The number of Americans who have a transient ischemic attack every year is huge.
In Expert Review of Neurotherapeutics, three neurologists report that as many has 500,000 people in the United States every year experience a transient ischemic attack (TIA). Another name for a TIA is a mini stroke.
Half a million Americans every year suffer a transient ischemic attack, but how many eventually suffer a full-blown stroke within 90 days? The ERN report says 10 to 15 percent.
Out of these strokes, 40 percent will strike within 24 hours of the original transient ischemic attack.
The difference between a TIA and actual stroke is duration. The causation and symptoms are the same, though in the TIA, the symptoms are temporary (transient).

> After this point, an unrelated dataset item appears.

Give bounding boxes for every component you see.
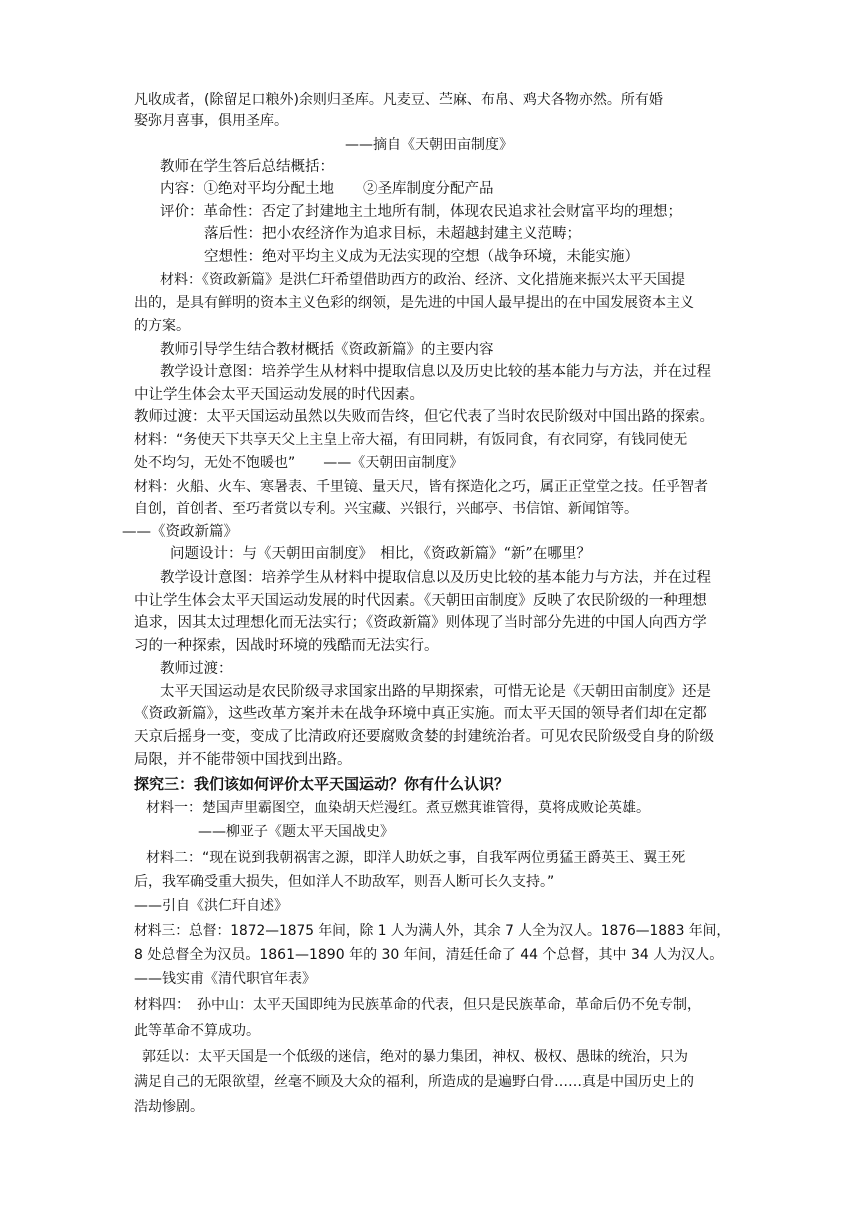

A blood clot obstructs a vessel in the brain, blocking oxygen to the portion of the brain that the vessel feeds.
Symptoms include sudden-onset double vision, paralysis, weakness, numbness or clumsiness, especially on one side of the body (lower and/or upper).
Other symptoms may be slurred speech, trouble speaking, confusion, sudden severe headache, and dizziness.
It’s not difficult to believe that the number of Americans hit by a transient attack every year is as high as half a million, considering that triggers of these blood clots include hardening of the arteries, carotid artery disease, high blood pressure and heart rhythm disorders.
Studies out of Britain and France loosely conclude that treatment that rapidly follows a TIA can slash stroke risk up to 80 percent. A transient ischemic attack is ALWAYS a medical emergency, even if the symptoms last only 30 seconds.